I see this folder inventory as a low priority. It’s too much work for too little gain. However, the data design should incorporate a means of handling the data if we produce it.

In the same way, I don’t see a need to design a way of importing this data. For example, I don’t see any need to design a spreadsheet format, design an import mechanism, etc. The folder inventory may never come to pass.

On the other hand, it’s important to allow for the possibility that we have a large number of folders with Dwight number and/or name. We’ll see why as the next item.

Submitted Information

We get submitted genealogical information in many different forms. It might come from a membership application. It could be printed pages from an ancestry.com family tree. It might be an article, a GEDCOM file, and so on.

A hundred years from now, the submitter of the information becomes a genealogical fact himself or herself. Therefore submitter and/or member information is relevant. We don’t want information on living persons to be public, and therefore we need to track whether any person is or is not living.

We can have several levels of repositories. For example, those twenty-four shelf feet of file folders are a repository. An individual file folder represents a collection of several (possibly unrelated) items. Each item should likely considered a data collection.

It unfortunately makes sense, then, to track this sort of repository information. It absolutely makes sense from a genealogical standpoint to state the precise source of information, and the precise location of that source.

There is a genealogical standard for source citation. However, that is NOT the same as keeping track of our own stuff’s location. “Ed’s basement” or “Ed’s external hard drive” are valid locations.

In fact it might make the most sense to adopt a tree structure to show location:

  • Ed’s House -> The SFAA Historian Archives (file folders) -> Folder #27454 Joseph Barnard Jr. -> Walther Barnard Correspondence
  • Ed’s Computer -> SFAA-2 Hard Drive -> SFAA Archives -> Submitted GEDCOM Files -> Kat Steckler -> Steckler.ged

From that a source citation can be derived, but that’s a point explicitly outside the scope of this project.

What, then, is within the scope?

  • For any artifact, be able to collect and store the information needed to generate a source citation. There is a standard format which I’ll need to research. We want to make this as hassle-free as possible.
  • For any artifact, be able to collect and store the location/repository location. This might be a web address; this might be hierarchical information such as above.
  • For any artifact, be able to assign a Dwight number or numbers, and/or the non-Dwight classification(s).
  • For any artifact, be able to assign a name or small list of names to the artifact as a whole.

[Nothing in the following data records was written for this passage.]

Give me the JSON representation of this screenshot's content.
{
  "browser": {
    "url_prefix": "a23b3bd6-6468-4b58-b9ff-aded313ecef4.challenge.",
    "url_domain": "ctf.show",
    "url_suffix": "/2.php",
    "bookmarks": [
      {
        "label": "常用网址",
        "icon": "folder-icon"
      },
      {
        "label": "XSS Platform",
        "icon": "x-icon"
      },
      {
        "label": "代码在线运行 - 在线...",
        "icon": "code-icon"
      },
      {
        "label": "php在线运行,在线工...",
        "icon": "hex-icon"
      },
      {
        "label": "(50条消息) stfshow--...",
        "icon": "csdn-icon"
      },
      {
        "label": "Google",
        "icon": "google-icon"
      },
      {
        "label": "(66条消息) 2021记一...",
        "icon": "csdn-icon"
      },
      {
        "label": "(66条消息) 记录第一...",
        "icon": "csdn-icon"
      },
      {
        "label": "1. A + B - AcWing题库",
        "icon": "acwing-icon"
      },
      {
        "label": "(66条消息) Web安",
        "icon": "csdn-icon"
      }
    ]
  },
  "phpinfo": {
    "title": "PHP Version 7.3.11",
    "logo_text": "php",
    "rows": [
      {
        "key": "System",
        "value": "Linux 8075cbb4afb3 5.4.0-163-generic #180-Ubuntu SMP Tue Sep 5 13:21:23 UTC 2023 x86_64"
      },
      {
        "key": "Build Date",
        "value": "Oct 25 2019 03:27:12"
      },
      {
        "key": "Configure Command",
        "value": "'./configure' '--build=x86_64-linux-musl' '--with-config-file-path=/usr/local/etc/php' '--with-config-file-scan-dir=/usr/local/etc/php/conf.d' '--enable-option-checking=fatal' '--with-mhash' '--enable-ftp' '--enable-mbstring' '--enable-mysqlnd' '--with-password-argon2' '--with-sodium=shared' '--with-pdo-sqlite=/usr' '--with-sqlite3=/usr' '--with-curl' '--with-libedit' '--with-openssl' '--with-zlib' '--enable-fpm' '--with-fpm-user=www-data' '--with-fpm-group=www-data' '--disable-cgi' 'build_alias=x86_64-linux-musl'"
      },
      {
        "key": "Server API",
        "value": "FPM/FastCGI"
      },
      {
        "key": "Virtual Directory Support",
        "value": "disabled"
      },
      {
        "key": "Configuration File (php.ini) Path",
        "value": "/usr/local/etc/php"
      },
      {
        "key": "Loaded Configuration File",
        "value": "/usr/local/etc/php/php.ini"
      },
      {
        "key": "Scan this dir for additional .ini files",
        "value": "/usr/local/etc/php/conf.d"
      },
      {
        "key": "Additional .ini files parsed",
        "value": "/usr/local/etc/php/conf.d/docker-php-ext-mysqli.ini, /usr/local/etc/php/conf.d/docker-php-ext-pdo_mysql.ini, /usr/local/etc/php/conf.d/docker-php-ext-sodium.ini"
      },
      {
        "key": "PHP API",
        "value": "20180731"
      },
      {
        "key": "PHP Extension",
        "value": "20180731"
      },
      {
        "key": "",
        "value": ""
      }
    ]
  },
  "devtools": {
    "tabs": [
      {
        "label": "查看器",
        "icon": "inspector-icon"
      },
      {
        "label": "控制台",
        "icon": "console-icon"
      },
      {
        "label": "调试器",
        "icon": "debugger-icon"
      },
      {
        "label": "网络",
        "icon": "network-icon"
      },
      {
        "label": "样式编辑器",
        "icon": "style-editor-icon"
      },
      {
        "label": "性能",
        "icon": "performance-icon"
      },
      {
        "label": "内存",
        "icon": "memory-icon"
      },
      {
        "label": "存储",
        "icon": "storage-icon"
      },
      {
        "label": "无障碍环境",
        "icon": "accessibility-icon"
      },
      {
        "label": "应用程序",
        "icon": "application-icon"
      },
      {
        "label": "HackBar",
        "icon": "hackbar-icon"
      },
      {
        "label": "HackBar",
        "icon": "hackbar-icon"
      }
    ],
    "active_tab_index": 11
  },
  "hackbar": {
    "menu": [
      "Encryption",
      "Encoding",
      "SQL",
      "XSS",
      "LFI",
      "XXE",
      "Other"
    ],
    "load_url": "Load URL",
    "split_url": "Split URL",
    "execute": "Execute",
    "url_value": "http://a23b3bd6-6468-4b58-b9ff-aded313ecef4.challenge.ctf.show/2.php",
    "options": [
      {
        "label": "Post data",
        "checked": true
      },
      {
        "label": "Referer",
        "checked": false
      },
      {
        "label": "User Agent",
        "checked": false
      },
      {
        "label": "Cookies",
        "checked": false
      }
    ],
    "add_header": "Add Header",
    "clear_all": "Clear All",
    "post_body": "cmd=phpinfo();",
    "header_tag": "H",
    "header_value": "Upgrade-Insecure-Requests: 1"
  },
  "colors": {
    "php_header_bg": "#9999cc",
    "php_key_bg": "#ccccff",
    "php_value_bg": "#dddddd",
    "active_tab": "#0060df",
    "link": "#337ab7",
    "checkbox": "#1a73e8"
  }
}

Classification by Descendant Line

We generally divide things up by descendant line, that is, all things related to the descendants of a specific child of Elder John Strong. As we publish additional material, we intend to publish by descendant line – that is, all available information of descendants of Samuel son of Elder John Strong; descendants of Sarah daughter of Elder John Strong; and so on.

It would therefore be useful to have a list of all collections related to a specific descendant line. I can make a list of the Dwight numbers making each descendant line, and therefore for each Dwight number we can look up the descendant line. Every entry in the Seven-Volume Index, you will recall, explicitly names that person’s descendant line.

List of Collections

As an SFAA researcher, it’s likely that I would want to specifically access/search the Seven-Volume Index. There are certain other collections that I would want to specifically examine. A table of contents linking to each collection would therefore be useful.